As the plan unfolded with their purchase of civvy clothing and ridding themselves of their guard uniforms, Paul went in and looked around for an empty booth.  Finding none, he went over to a table by the wall and sat down.  When the waitress came over with a menu, he gave it back to her asking her for a cheeseburger and chocolate shake.  As she left he looked beyond her retreating back to lock eyes with a man three tables down.  He looked away quickly, for below the eyes was the uniform of a city cop.  Paul attempted to collect himself.  After some time, he cast a brief glance at the cop and was startled to see him still looking his way, his face registering interest.  After another eternity he saw the waitress approaching with his order, and he looked up at her, using the occasion to give a quick look at the cop.  He was immensely relieved to see the cop looking in a different direction, and actually enjoyed eating his burger.  But when he opened the door to exit the restaurant and saw the others approach, he waved them off.  “Cop’s in there,” he told Jacob.  “If I were you, I’d wait till he leaves.”

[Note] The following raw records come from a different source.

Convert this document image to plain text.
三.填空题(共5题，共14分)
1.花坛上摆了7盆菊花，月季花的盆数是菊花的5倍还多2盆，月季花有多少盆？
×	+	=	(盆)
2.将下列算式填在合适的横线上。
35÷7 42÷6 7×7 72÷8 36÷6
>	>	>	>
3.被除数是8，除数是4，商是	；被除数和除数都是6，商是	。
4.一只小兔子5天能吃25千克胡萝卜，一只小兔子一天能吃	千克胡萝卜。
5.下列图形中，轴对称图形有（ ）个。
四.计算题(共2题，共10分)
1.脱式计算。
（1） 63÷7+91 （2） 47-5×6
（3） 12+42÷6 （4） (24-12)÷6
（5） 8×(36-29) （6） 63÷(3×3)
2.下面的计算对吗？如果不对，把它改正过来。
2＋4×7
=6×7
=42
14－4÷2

They went away into the shadows, Paul following them.  When he saw the cop exit the restaurant, he gave Jacob the all-clear.  They went in to eat as he remained behind, looking around the parking lot.


Paul allowed several minutes for the others to dig into their meals, and then he started scanning the lot for likely new arrivals.  After several minutes where nothing useful showed up, he saw an elderly rig come in with a familiar cab.  The driver took a few minutes to park and set up, and then he climbed down out of the truck and headed for the restaurant.  Not more than a few moments later his group came out of the restaurant, passing the trucker on the way.  Signaling them to follow him, he went to the rear of the truck and opened the doors.  There was more than enough room to accommodate them all.  When they all climbed inside, he shut the doors and walked back to the cab.  He climbed up, looked at the various controls, and, satisfied, got rolling.